Reclassified as an Ocean Tug AT-139 on 1 June 1942, Rail remained in the Hawaiian area, serving on ASW patrol and conducting experimental minesweeping operations in addition to completing salvage and towing assignments.

== World War II Pacific operations ==
On 26 January 1943, Rail with two barges in tow, headed for Samoa. Arriving on 11 February, she continued on to Nouméa, New Caledonia, and the New Hebrides. In March, she moved up to the Solomons to participate in the Russell Islands offensive, and, through the New Georgia campaign, towed gasoline, oil, and ordnance barges; retrieved landing craft from the beaches; assisted in rescue and salvage operations; and brought damaged merchant and naval ships and craft into Tulagi for repairs.

In mid-September, Rail returned to Nouméa and assumed towing duties in the New Caledonia area. Assigned a tow to the New Hebrides in early January 1944, she spent the latter half of the month en route to and from New Zealand and in February resumed towing operations out of Espiritu Santo.

On 1 June, Rail, now ATO-139 (effective 15 May 1944), departed the Solomons-New Hebrides area and shifted to New Guinea. Arriving at Milne Bay on the 4th, she operated along that coast from Milne Bay to Biak through the summer. In October she visited Cairns, Australia, then resumed operations along the New Guinea coast, in the Admiralties, and, in November, in the Halmaheras. In late November and early December, she towed barges to Leyte, Philippines. Then, toward the end of the year, she departed Manus with the Luzon attack force.

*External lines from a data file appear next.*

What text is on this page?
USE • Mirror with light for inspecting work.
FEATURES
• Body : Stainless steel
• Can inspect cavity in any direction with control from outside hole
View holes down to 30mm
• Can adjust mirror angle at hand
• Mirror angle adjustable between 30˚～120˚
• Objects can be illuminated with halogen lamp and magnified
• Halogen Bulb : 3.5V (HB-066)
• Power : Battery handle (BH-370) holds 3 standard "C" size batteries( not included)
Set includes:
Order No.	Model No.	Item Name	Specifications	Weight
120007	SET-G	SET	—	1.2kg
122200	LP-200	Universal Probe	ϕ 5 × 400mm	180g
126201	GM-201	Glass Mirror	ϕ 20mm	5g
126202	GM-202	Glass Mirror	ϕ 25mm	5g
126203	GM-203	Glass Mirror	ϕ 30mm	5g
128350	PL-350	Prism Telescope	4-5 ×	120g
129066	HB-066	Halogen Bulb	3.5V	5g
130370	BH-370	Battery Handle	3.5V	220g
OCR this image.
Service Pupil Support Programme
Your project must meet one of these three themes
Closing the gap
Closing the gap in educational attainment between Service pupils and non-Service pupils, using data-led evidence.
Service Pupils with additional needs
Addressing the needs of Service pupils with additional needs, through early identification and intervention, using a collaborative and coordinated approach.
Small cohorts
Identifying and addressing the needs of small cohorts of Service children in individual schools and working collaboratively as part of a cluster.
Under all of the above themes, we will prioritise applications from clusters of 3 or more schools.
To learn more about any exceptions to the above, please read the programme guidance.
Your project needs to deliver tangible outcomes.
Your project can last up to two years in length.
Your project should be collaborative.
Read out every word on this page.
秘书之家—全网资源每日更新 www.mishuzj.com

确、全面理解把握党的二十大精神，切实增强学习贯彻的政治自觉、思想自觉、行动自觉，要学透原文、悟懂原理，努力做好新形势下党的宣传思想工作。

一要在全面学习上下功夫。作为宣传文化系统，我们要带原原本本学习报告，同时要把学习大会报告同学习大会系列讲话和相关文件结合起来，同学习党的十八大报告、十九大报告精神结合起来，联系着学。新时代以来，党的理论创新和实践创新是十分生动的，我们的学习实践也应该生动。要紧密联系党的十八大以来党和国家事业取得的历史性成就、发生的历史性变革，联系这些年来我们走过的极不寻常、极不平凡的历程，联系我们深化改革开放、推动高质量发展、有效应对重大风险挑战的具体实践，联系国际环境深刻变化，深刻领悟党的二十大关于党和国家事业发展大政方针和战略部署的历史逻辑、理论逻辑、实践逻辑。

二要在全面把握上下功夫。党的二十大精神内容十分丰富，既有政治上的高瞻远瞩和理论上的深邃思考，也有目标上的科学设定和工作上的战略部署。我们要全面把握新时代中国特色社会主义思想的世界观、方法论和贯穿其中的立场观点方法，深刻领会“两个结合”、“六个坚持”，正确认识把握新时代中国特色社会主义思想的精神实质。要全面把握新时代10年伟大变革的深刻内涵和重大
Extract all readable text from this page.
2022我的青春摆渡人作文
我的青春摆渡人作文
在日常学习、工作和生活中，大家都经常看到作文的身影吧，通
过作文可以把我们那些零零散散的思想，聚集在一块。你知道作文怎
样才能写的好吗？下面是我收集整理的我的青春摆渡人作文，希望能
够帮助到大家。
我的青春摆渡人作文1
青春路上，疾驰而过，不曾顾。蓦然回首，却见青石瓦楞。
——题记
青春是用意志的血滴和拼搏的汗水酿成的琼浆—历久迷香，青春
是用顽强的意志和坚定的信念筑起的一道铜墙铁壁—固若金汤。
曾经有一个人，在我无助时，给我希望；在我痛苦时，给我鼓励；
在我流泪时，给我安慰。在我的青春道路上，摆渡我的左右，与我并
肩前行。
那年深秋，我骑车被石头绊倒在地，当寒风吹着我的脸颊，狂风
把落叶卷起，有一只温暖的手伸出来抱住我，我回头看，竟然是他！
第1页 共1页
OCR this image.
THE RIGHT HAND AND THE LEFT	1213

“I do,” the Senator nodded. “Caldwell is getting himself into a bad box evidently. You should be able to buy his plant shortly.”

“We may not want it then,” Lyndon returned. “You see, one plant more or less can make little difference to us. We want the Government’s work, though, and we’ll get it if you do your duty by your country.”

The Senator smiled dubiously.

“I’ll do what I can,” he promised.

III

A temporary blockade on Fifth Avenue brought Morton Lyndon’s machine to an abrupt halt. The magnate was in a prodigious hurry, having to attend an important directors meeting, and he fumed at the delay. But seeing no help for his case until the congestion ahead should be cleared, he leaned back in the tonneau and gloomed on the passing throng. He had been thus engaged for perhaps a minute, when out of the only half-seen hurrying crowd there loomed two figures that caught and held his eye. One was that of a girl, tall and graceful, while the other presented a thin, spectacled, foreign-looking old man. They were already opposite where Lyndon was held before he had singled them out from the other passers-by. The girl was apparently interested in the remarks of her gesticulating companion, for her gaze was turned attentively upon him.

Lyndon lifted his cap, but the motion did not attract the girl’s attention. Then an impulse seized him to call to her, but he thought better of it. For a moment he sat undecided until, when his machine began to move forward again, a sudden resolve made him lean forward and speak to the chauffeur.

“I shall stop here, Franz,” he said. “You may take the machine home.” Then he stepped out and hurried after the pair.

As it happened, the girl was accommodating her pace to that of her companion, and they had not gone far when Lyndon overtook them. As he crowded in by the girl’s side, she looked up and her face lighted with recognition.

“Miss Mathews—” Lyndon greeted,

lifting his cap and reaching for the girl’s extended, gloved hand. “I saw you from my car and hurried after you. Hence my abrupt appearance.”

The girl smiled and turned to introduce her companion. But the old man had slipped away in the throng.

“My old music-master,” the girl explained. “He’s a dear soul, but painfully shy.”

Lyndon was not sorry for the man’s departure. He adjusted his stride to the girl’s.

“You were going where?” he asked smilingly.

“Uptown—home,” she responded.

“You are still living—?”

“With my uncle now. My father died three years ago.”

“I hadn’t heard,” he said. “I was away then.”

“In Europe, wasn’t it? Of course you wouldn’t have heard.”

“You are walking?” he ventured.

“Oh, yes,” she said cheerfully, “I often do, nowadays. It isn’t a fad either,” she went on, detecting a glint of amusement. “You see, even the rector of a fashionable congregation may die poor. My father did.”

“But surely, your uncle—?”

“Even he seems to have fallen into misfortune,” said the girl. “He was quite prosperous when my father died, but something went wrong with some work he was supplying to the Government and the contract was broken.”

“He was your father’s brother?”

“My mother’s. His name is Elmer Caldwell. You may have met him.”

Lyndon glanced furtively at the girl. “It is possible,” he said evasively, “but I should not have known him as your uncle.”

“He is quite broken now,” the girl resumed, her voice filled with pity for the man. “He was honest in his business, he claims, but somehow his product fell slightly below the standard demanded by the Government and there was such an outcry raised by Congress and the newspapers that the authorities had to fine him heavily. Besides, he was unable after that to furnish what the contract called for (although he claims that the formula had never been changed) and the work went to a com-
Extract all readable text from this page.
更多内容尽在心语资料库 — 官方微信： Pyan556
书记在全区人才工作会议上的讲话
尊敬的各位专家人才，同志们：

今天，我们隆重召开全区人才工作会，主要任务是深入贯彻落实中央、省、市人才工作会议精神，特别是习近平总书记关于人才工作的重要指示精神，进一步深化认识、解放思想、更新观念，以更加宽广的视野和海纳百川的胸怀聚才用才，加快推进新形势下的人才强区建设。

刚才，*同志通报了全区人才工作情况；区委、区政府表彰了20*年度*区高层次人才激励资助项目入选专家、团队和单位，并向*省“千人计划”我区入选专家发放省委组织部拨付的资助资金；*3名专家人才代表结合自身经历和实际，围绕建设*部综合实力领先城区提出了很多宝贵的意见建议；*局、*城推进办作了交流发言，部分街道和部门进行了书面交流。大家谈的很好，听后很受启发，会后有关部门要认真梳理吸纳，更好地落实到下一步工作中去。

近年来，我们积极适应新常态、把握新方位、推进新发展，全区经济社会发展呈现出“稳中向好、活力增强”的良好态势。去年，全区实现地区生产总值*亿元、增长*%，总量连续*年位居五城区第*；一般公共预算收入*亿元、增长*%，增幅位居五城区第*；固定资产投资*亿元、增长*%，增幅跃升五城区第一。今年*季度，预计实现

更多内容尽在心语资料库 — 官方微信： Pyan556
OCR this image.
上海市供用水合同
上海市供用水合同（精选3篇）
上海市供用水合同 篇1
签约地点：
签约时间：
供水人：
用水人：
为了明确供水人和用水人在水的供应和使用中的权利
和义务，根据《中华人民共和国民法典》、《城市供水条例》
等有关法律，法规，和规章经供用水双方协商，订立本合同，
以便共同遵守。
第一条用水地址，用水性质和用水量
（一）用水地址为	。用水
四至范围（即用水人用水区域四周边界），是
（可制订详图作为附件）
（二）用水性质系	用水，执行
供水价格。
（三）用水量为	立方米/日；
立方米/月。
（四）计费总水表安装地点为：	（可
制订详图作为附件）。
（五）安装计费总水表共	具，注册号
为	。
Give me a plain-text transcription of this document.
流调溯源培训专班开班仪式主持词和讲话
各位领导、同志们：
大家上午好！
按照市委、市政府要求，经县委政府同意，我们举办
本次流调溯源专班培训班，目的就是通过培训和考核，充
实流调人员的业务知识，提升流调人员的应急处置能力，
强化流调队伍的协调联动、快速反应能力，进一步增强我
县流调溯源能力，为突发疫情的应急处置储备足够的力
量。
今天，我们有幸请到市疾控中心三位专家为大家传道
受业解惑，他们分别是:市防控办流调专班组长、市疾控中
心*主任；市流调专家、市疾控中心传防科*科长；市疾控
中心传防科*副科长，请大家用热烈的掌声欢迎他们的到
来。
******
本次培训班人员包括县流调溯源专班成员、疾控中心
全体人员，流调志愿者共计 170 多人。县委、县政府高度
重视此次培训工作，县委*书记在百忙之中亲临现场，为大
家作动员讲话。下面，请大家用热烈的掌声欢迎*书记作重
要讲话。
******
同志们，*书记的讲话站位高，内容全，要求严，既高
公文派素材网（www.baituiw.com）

== Philippine invasion support ==
On 5 January 1945, Rail transited Surigao Strait. On the 7th, she entered the South China Sea where Japanese aircraft attempted to turn the Allied force. On the 9th, the ships entered Lingayen Gulf and Rail took up station to give assistance where needed. Through the 18th she provided retrieving, salvage, and towing services at Lingayen. On the 14th, after completing an intelligence and salvage inspection of Yu 3, a sunken Japanese submarine, she continued salvage operations at Lingayen from the 15th - 18th, on the 18th she then moved south with LST-610 in tow to Leyte, whence she returned to Luzon for operation "Mike VII" - the assaults on Zambales province at the end of the month. With no opposition in the San Antonio area, she moved around to Grande Island at the entrance to Subic Bay; assisted the damaged transport, ; then returned to Leyte, arriving in San Pedro Bay on 4 February.

Two weeks later, the tug returned to New Guinea; underwent overhaul at Hollandia; and, late in April, brought more barges to the Philippines. Arriving at Leyte on 1 May, she remained in the Philippines - operating primarily in the Samar, Leyte, and Luzon areas - until mid-December.

== Decommissioning ==
On the 26th, she departed Guiuan and arrived at San Francisco, California, on 5 February 1946 to begin inactivation. Decommissioned on 29 April 1946, Rail was transferred to the Maritime Commission for disposal on 17 January 1947.

== Awards ==
Rail earned six battle stars during World War II.